DCGI initiates talks with Abbott on safety issues related to BVS stents subsequent to its restricted use in EU market
Subsequent to Central Drugs Standard Control Organisation (CDSCO)'s medical device alert dated April 7, 2017, Drug Controller General of India (DCGI) has initiated talks with the manufacturer, US based Abbott Vascular and importer Abbott Healthcare to report safety issues related to Absorb Bioresorbable Vascular Scaffold (BVS) stents subsequent to its restricted use in European market.
DCGI Dr G N Singh explained, “We have asked the manufacturer to report adverse events suspected to be associated with the use of Absorb Bioresorbable Vascular Scaffold and Absorb GTl Bioresorbable Vascular Scaffold to the CDSCO based on the findings in India- centric and India-specific patients.”
The DCGI however denied that the Absorb BVS cardiac stents have been banned in the Indian market and told to be withdrawn from the Indian market.
“Based on the three years clinical data analysis from Absorb II it has been observed that there is an over elevated rate of major adverse cardiac events and scaffold thrombosis, a dangerous side effect where a blood clot forms on the stent itself,” said the CDSCO in a medical device alert dated April 7.
The CDSCO had approved Absorb BVS intended to be used as a temporary scaffold indicated for improving coronary luminal diameter that will eventually resorb and potentially facilitate normalization of vessel function artery lesions.
According to the CDSCO, the importer Abbott Healthcare recently informed the regulator that the manufacturer Abbott Vascular has initiated a field safety notice in European countries to communicate that the product Absorb BVS use will be limited to establish post-market registries to facilitate the collection of real-world evidence for Absorb BVS and Absorb GTl BVS systems.
"No further bioresorbable vascular scaffolding stents will be provided to non-registry sites after 31st march 2017 and these sites have been instructed to cease implants and existing inventory will be removed," stated an advisory from Abbott, which is "working jointly with the European Regulatory Agencies" to address concerns of increased risk of stent thrombosis and longer duration of use of blood thinners for those implanted with BVS compared to those with DES. These were the risks the studies had highlighted.
BVS used to cost Rs.2 lakh in India before price control, considerably higher than other stents. The stent industry had argued, with support from many cardiologists, that it should be outside price control as it was the latest generation stent.

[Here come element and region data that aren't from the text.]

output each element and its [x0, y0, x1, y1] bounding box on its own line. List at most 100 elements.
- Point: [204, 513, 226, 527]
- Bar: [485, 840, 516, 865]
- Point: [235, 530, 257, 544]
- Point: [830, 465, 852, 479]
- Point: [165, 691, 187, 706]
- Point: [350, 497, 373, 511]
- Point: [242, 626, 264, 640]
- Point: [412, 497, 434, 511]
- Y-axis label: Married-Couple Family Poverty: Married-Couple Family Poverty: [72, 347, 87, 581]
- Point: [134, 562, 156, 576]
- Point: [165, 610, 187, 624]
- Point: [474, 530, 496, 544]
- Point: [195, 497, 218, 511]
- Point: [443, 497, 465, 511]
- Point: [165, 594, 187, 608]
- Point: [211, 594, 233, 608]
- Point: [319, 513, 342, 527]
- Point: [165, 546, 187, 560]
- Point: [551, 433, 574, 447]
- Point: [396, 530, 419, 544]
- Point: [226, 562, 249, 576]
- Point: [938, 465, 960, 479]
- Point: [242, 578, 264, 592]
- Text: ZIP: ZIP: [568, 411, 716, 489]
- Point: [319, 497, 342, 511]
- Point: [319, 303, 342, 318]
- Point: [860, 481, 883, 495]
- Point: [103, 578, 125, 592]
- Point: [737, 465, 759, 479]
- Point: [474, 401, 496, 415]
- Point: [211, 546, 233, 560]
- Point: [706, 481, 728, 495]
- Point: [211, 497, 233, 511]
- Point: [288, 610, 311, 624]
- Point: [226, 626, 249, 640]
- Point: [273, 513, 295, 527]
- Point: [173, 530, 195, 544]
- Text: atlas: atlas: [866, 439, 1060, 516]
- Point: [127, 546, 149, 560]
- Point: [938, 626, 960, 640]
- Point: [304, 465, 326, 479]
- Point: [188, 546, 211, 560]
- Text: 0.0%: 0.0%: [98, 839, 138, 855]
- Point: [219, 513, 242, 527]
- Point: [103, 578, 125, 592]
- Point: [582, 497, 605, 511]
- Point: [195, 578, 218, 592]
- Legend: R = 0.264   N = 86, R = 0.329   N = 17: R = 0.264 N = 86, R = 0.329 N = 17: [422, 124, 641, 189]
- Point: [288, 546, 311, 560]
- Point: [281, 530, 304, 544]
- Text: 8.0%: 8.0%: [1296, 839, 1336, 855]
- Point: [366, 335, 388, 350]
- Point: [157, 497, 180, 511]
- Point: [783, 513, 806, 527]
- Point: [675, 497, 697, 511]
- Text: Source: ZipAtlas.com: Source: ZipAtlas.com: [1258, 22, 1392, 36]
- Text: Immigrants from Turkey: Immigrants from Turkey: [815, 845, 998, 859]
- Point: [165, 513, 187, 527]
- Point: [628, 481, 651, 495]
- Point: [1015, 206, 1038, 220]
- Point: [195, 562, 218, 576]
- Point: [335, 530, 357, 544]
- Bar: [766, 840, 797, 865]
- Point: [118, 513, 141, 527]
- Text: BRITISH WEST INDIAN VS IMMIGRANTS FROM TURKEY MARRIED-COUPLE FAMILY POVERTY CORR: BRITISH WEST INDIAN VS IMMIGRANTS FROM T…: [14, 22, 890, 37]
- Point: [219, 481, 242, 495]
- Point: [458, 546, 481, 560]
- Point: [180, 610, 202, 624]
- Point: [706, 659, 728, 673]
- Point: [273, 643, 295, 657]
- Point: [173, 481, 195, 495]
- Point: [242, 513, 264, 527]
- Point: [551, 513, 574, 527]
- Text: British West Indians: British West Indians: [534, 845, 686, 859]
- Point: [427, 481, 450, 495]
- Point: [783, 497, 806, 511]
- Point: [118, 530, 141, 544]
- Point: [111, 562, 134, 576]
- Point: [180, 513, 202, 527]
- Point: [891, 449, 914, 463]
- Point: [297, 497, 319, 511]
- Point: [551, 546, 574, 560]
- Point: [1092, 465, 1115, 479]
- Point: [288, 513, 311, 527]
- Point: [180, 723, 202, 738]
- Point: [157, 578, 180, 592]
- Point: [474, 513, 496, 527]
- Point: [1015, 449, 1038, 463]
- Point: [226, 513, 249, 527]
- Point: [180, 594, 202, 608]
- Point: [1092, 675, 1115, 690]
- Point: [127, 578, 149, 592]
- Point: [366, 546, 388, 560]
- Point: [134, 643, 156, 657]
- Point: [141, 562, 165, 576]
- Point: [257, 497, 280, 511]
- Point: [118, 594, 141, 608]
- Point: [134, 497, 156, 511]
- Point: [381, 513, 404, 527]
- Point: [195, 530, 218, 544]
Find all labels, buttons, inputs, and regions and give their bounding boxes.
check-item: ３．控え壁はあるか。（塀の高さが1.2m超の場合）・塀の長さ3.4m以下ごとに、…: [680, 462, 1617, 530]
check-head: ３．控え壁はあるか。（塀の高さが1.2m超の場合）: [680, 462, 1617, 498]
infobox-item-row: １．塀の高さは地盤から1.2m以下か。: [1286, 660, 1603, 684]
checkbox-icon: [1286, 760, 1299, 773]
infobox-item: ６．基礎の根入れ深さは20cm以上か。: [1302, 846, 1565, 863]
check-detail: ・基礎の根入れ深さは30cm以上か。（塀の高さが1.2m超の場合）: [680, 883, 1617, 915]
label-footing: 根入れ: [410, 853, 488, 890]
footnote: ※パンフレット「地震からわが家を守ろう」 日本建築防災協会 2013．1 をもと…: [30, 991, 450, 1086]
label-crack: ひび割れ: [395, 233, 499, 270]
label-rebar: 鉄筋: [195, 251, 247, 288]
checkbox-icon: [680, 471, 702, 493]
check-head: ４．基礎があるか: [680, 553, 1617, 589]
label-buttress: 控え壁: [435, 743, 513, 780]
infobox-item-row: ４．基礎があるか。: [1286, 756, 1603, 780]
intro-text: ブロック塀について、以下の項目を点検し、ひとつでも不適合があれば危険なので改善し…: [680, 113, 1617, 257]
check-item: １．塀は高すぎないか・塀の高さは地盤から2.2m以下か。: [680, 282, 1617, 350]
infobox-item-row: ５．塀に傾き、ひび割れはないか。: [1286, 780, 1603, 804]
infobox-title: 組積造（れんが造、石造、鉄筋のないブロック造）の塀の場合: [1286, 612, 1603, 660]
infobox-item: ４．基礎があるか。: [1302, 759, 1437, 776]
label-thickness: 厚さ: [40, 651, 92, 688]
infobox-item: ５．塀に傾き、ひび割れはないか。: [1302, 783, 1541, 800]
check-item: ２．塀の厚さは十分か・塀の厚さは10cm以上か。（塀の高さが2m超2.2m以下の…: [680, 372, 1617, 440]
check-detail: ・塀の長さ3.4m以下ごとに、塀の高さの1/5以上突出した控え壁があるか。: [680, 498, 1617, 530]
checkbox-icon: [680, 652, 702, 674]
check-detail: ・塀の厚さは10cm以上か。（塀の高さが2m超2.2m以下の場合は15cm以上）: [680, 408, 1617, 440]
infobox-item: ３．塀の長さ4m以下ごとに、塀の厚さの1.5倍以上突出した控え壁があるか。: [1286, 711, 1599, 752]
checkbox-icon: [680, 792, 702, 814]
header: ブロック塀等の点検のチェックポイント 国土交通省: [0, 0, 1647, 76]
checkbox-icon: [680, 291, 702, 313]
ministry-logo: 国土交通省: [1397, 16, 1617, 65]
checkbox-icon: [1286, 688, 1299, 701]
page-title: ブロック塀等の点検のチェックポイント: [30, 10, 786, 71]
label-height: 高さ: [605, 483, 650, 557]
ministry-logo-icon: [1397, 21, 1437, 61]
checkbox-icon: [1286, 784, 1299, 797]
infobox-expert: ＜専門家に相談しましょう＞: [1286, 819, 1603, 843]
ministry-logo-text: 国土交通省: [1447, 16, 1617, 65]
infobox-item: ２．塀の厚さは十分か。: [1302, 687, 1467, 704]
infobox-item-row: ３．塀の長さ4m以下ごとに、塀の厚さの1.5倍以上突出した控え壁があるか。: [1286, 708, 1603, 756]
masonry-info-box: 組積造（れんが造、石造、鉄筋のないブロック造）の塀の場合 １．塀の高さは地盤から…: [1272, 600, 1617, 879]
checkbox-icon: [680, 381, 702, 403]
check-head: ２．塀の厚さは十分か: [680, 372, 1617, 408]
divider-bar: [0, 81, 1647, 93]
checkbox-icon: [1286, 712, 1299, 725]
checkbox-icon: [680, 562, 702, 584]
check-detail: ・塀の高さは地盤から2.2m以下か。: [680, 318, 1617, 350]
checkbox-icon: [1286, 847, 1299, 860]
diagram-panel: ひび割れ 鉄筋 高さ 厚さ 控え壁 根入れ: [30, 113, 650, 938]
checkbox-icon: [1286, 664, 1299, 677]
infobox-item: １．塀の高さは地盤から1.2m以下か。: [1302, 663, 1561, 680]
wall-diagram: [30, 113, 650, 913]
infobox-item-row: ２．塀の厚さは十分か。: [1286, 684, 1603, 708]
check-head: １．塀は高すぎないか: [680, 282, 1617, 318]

In September 2012, Abbott announced the launch of its BVS called Absorb and claimed that the world's first drug eluting bioresorbable vascular scaffold has the potential to revolutionize treatment of coronary disease. Absorb was introduced in India in December that year after clinical trials on 100 patients.
Data from the Cardiology Society of India showed that in 2013, about 8,500 bioresorbable stents were used in India. This was despite their much higher cost. Indian cardiologists took to this new stent so enthusiastically that India became one of the largest markets for Absorb in 2014. India accounted for a third of Abbott's USD 132 million global revenues in 2014 from bioresorbable stents.